La necesidad de trabajar con la conciencia histórica les plateó a los autores la no resignación a cuestiones que trascienden el relato historiográfico, llevándolos a una reflexión explorativa y comprometida ante las contradicciones de esa realidad viviente de la trágica Argentina del siglo pasado y no ajena a la dimensión continental.

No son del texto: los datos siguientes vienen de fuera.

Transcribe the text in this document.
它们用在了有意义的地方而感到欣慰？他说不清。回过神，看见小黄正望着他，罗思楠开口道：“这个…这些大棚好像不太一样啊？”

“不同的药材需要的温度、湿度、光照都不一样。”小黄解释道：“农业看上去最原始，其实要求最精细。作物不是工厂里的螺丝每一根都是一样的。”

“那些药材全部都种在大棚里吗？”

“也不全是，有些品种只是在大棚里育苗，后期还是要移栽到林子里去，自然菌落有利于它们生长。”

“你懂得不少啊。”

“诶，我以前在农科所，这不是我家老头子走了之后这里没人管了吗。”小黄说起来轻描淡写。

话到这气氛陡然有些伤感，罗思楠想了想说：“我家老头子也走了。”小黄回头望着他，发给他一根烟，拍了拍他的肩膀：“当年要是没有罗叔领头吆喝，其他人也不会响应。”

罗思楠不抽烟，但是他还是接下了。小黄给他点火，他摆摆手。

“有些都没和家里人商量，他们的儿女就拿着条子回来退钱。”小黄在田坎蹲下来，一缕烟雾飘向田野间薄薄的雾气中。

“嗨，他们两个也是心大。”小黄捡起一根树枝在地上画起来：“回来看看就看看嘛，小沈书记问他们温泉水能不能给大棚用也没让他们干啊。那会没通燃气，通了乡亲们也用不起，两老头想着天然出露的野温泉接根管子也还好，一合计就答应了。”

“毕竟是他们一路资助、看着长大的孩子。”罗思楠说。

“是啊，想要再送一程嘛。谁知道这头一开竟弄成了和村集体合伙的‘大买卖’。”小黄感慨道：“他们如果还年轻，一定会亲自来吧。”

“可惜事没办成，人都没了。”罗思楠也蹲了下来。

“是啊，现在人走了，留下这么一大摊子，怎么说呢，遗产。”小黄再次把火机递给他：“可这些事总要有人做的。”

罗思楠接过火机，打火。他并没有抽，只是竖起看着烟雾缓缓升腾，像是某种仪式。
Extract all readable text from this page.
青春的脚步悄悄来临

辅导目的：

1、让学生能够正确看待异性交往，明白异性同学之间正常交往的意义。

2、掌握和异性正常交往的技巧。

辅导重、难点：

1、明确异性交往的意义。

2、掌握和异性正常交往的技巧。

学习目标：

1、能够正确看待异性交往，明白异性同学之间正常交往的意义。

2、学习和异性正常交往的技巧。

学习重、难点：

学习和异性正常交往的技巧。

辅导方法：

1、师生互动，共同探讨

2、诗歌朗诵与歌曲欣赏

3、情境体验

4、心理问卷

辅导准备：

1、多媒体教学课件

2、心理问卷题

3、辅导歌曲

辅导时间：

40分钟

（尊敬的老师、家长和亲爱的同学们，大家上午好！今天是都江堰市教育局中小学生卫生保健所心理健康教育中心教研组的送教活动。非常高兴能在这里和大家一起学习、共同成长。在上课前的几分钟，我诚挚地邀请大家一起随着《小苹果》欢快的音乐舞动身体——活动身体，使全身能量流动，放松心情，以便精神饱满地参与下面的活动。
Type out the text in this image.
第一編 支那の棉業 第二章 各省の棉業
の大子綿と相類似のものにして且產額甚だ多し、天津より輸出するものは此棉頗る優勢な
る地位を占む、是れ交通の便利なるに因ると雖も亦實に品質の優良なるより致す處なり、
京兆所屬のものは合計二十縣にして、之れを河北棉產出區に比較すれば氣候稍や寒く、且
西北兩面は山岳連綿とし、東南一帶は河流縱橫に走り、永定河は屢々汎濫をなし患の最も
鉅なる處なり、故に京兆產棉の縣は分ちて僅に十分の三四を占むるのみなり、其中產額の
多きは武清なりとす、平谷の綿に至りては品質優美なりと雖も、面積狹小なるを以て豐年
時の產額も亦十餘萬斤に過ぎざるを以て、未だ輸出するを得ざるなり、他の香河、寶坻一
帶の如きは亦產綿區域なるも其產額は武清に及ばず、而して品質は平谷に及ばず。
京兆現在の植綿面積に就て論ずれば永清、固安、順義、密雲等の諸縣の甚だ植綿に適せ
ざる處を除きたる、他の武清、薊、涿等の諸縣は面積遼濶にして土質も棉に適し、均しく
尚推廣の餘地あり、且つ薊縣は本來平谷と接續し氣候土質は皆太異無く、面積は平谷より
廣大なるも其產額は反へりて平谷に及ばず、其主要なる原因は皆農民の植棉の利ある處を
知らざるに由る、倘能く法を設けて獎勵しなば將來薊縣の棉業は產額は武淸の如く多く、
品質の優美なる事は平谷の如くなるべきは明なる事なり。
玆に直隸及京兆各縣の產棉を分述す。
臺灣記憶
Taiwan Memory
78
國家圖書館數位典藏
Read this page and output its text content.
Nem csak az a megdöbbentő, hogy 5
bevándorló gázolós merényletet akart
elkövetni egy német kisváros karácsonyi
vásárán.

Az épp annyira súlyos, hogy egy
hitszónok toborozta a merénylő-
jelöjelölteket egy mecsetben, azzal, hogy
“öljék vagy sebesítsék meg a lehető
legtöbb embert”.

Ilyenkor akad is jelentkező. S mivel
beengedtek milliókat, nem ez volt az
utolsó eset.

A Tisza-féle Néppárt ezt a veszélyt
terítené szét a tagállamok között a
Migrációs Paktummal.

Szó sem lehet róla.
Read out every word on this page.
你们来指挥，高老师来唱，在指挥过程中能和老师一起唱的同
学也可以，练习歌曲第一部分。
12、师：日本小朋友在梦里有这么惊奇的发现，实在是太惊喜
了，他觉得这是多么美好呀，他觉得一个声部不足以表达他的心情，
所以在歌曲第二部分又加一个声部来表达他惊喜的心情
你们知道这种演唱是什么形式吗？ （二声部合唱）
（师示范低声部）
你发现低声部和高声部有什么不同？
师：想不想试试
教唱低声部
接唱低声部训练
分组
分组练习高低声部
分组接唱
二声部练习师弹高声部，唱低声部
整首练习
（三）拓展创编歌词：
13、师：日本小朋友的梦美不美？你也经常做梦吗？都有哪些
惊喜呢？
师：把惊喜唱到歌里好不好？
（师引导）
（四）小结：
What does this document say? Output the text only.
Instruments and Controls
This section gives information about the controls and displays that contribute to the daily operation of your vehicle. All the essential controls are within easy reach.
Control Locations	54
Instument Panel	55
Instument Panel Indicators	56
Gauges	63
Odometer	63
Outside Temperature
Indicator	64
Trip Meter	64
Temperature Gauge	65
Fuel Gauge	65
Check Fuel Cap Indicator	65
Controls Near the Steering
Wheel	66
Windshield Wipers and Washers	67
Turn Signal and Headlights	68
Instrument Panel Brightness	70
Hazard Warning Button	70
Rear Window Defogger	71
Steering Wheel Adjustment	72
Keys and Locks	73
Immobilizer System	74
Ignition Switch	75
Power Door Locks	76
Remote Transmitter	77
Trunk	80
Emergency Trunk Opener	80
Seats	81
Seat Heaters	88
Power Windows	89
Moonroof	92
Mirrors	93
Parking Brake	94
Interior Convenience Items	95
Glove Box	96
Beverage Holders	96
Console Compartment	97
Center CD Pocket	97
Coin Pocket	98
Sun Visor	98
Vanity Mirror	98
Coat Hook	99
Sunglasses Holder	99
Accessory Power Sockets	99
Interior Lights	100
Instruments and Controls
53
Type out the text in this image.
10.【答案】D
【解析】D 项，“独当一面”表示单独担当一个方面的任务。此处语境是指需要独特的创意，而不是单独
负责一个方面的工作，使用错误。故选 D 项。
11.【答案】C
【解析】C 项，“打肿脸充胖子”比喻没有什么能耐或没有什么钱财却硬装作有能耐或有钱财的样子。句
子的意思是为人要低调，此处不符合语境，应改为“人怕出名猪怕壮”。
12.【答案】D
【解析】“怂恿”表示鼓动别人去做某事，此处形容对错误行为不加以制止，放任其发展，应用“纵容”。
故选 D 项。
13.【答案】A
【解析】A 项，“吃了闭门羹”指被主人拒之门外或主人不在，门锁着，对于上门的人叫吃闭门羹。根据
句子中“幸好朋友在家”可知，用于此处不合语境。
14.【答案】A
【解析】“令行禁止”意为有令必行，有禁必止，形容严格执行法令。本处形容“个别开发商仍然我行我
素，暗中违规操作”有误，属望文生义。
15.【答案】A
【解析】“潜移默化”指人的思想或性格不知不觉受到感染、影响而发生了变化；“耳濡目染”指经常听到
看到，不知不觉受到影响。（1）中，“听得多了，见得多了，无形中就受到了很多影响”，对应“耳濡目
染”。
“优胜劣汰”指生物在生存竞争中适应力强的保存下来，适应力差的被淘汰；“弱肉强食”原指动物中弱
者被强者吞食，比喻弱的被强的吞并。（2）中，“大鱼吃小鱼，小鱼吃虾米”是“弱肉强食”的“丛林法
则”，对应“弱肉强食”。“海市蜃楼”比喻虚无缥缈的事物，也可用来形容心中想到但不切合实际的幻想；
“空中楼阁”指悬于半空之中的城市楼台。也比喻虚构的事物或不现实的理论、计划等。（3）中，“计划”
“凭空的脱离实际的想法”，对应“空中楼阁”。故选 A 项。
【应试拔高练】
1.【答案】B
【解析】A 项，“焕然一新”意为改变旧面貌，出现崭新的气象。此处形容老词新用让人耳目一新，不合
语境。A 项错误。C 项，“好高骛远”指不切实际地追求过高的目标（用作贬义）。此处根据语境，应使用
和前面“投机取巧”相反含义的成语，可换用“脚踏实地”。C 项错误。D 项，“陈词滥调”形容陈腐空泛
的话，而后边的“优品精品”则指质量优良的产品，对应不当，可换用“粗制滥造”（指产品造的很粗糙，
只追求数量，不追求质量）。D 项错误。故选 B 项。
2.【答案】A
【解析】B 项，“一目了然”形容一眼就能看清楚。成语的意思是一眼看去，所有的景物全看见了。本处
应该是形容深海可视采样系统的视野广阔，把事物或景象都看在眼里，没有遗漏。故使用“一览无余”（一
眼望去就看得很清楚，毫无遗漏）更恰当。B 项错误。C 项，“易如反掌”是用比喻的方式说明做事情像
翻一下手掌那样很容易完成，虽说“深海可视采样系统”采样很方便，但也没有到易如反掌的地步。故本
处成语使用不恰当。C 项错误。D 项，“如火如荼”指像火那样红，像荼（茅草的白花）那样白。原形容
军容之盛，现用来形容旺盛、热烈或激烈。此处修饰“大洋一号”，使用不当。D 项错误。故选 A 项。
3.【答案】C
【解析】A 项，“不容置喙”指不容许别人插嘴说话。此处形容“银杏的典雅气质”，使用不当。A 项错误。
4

Lucía Cáceres se mete en el cuerpo sufriente, en las heridas, en las bordura de las cicatrices del protagonista y víctima de la violencia: Juan Carlos Baer. Baer es el actor de la historia, Lucía pone en palabras el dolor, la verdad para la construcción de la memoria. Y así relata: “Después de la feroz golpiza que sufrí en esa noche trágica y viendo la condición de mis compañeros “no tocados” pensé que debía acomodarme a esa traza, que no tenía otra opción para mi vida. Tuve que callar, debí aceptar todas las imposiciones de ese régimen. Pensé en mis derechos de preguntar, en el valor de la palabra, en la confianza que da el diálogo, como uno de los derechos ciudadanos. Supe que en la sociedad se puede disentir, que existe también la posibilidad de compartir el pensamiento distinto y heterogéneo. Sin embargo, avizoré que el ejercicio del beneficio de la pluralidad que todo sujeto moral tiene, fue difícil encontrarlo en ese lugar.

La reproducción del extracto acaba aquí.